Not sure if that’s what you mean but we have apps where all you need to deploy them to Kubernetes is run “cue cmd deploy”.
> The problem is, once you have to wrap CUE, the loss of flexibility within a special-purpose language like CUE is enough for people to ask why not just bother writing the scripts in a general purpose language with better ecosystem support.
cue cmd is nice but it’s not the reason to use CUE. The data parts are. I would still use if I had to use “cue export” to get the data out of it with a bit of shell.

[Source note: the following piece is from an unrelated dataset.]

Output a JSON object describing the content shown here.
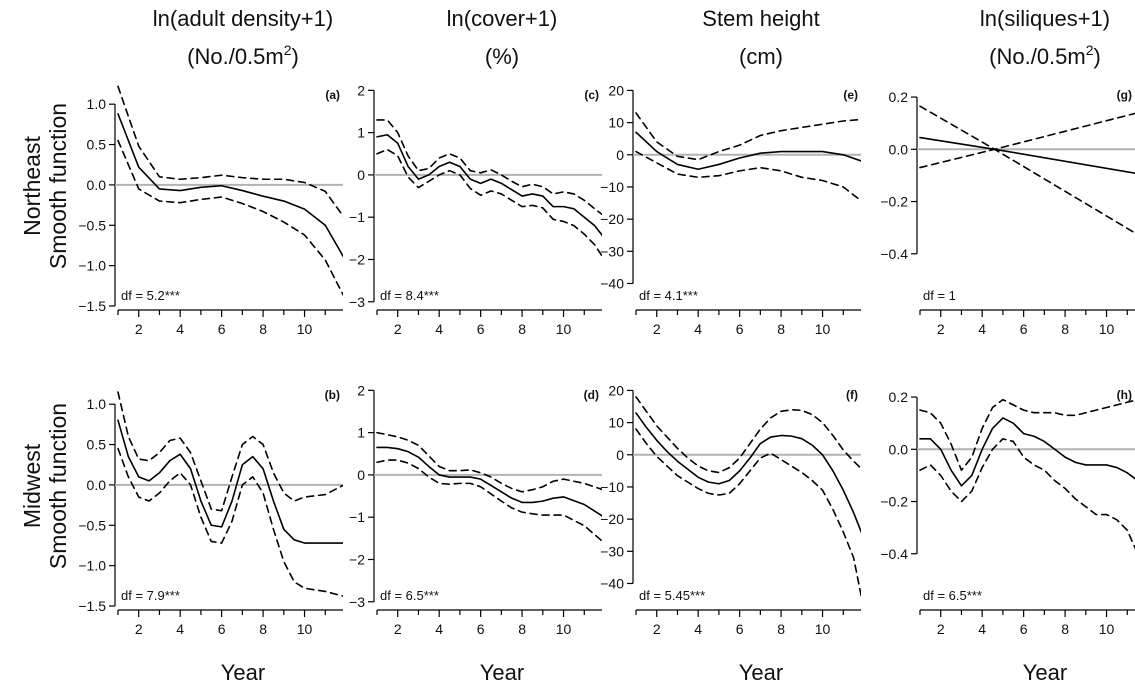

I can't speak for CUE, but I've worked with CI and "build orchestration tools"in the past. Most CI providers provide executor APIs that let you override it as a plugin. One example is https://buildkite.com/resources/plugins/buildkite-plugins/do... - you mark this as "this is using docker" and configure it in the environment, and then you provide the command. You need to be very careful about the design of the plugin, but I've done it a few times and it's viable.
Cue.js has a wasm port. I really like cue for my spec driven development tool Arbiter, it is great for structured specs because it acts like a superset of most configuration/programming languages.
I can't fully answer your question but I did once spend about a week porting plain internal configuration to cue, jsonnet, dhall and a few related tools (a few thousand lines).
I was initially most excited by cue but the novelty friction turned out to be too high. After presenting the various approaches the team agreed as well.
In the end we used jsonnet which turned out to be a safe choice. It's not been a source of bugs and no one complained so far that it's difficult to understand its behaviour.